The axioms of set theory can be divided into three categories :
-The "restrictive" axioms, which impose that set have certain regularity properties (extensionality, foundation).
-The "constructive" axioms, which allow one to form a uniquely defined set from older ones or from nothing (Empty set, pairing, union set, infinity, subset, replacement, power set)
-The "nonconstructive" axiom (choice).
(So for my purposes here it will be convenient to consider the infinity axiom only in the form "The set $\omega$ of all finite ordinals exists" instead of vaguer forms not defining a unique new set). One can create a mini-language of terms representing sets, associating a "constructor" to each constructive axiom : we will then have ${\bf Empty, Infinity}$ with no arguments, ${\bf Union, Power}$ with one argument, ${\bf Pair}$ with two arguments,${\bf Subset}$ with two arguments, the second of which must be a formula in one variable, and ${\bf Replacement}$ with two arguments, the second of which must be a formula in two variables.

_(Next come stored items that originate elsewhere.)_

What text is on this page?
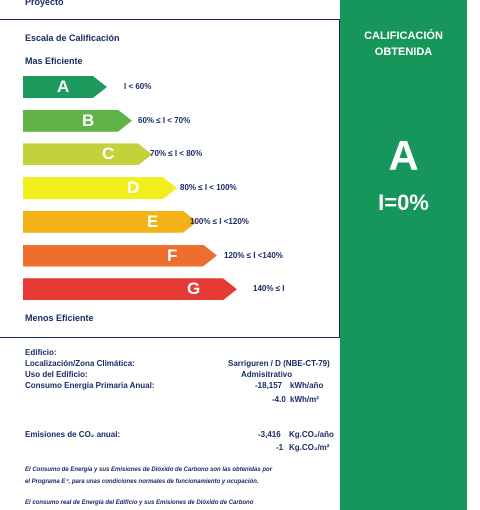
Proyecto
Escala de Calificación
Mas Eficiente
A	I < 60%
B	60% ≤ I < 70%
C	70% ≤ I < 80%
D	80% ≤ I < 100%
E	100% ≤ I <120%
F	120% ≤ I <140%
G	140% ≤ I
Menos Eficiente
CALIFICACIÓN
OBTENIDA
A
I=0%
Edificio:
Localización/Zona Climática:	Sarriguren / D (NBE-CT-79)
Uso del Edificio:	Admisitrativo
Consumo Energía Primaria Anual:	-18,157 kWh/año
-4.0 kWh/m²
Emisiones de CO₂ anual:	-3,416 Kg.CO₂/año
-1 Kg.CO₂/m²
El Consumo de Energía y sus Emisiones de Dióxido de Carbono son las obtenidas por
el Programa E⁺, para unas condiciones normales de funcionamiento y ocupación.
El consumo real de Energía del Edificio y sus Emisiones de Dióxido de Carbono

So we have a set of seven constructors,
$C=\lbrace {\bf Empty,Infinity,Union,Power,Pair,Subset,Replacement }\rbrace$
For any subset $C’$ of $C$, one may form the language $L(C’)$ of terms formed from constructors in $C’$ only. On $L(C’)$, there is a natural membership relation coming from the interpretation of the terms. Since there are only countably many formulas, $L(C’)$ is effectively countable, so it makes sense to talk about the decidability of the membership relation on $L(C’)$.
Of course, the full language $L(C)$ will be undecidable (unless $ZFC$ is inconsistent). Now I ask : Is membership decidable when $C’=\lbrace{\bf Empty,Infinity,Pair,Union,Subset }\rbrace$ ?